2.10.7. Meta Analiz Türleri

Durlak (1995)’ın yaptığı sınıflamaya göre meta analizi grupların karşılaştırılması ve korelasyonel ilişki olmak üzere iki başlıkta inceleyebiliriz. Bu gruplar özellikleri bakımından iki başlıkta incelenmiştir.

2.10.7.1. Grup Karşılaştırma Meta Analizi İşlem Etkililiği

Birbirinden bağımsız olarak yürütülen çalışmaların ortak bir ölçme sistemi kullanılarak hesaplama yapılır. Bağımsız çalışmaların önce etki büyüklükleri hesaplanır, daha sonra bu etki büyüklükleri üzerinden karşılaştırma ve anlamlandırma yapılır. Bu istatistik yöntemi daha çok ikiden fazla çalışmanın yer aldığı araştırmalarda kullanılır (Şahin,2005). Bu istatistiki hesaplamalar yapılırken, farklı işlemlerin birbiriyle olan ilişkisi, ele alınan çalışma grubunun özellikleri, uygulanan yöntemin özellikleri, zaman gibi değişkenlerin incelenmesi gerekir. Bu uygulamada meta analizde kullanılan d ve g etki büyüklükleri kullanılır. Bu değerler uygulamada belirlenen deney grubu ve kontrol grubu ortalamaları hesaplanıp, oluşan farkın çalışmanın standart sapmasına bölünmesi sonucunda tespit edilir (Şahin,2005).

32

Grup Farklılığı

İşlem etkililiği yöntemiyle benzer özellikler gösterse de grup farklılığı yönteminde daha farklı durumlar bulunmaktadır. Öncelikle grup farklılığı doğal olarak ortaya çıkan gruplar üzerinde gerçekleştirilir. Gruplar arasındaki etki büyüklüğü farkını göstermek için standartlaştırılmış etki büyüklüğünü kullanır (Durlak,1995).

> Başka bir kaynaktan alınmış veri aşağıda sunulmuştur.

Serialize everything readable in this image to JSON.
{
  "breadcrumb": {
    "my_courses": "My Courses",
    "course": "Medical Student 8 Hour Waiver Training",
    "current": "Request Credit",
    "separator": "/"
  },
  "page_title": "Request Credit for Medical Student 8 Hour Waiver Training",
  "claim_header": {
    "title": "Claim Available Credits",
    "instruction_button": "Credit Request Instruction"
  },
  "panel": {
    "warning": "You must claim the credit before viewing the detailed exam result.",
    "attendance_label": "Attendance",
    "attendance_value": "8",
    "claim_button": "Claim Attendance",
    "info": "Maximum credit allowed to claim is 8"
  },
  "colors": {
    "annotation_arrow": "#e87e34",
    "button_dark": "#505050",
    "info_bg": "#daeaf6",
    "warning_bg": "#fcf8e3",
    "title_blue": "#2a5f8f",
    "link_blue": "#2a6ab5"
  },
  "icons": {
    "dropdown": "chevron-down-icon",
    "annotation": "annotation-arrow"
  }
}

2.10.7.2. Korelasyonel İlişki Meta Analizi Test Geçerliliği

Diğer meta analiz uygulamalarının tersine test geçerliliği meta analizi bir ölçüt değişkeni ile araştırmacını kendi oluşturduğu ölçü arasındaki korelasyon ile ilgilenir. Bu tekniğin ifade ettiği gösterge product-moment correlation olarak bilinmektedir. Bu teknik genel olarak endüstri alanında ve örgütsel psikoloji alanlarında kullanılır (Durlak,1995).

Değişken Kovaryans

Değişken kovaryans meta analizi birden fazla değişkenin olduğu araştırmaların kovaryansına önem veren bir türdür.

2.10.8. Meta Analizin Avantajları

Meta analizin temel amacı farklı araştırmacılar tarafından farklı örneklem gruplarıyla, farklı yerlerde, farklı zamanlarda aynı konu üzerinde yapılan çalışmaları derleyerek bir sonuca ulaşmaktır. Araştırmaların bir araya getirilip ortak bir kanı oluşturma çabası içine girenler yaygın bir şekilde meta analizi kullanmaktadırlar. Bireysel çalışmalarda anlamlandırılamayan sonuçlar meta analiz yoluyla anlamlı hale gelebilmektedir. Bazıları meta analiz yöntemini analiz tekniği olarak görürken bazıları ise bir araştırma yöntemi olarak görmektedir (Shelby ve Vaske, 2008). Cooper ve Hedge (2009), Glass (1976), Smith ve Glass (1977) gibi araştırmacılar meta analizi bir yöntem ya da teknik olarak değil daha çok araştırmaya dönük bir bakış açısı olarak ifade etmişlerdir (Üstün ve Eryılmaz,2014). Meta analiz yönteminin başlıca avantajları ise şunlardır:

33

• Birbirinden farklı çalışmalarda meydana gelen müdahalelerin anlamlı etkisini ortaya çıkarmak için kullanılır.

• Aynı konu üzerinde benzer çalışmaların ortaya çıkardığı sonuçları daha geçerli hale getirir.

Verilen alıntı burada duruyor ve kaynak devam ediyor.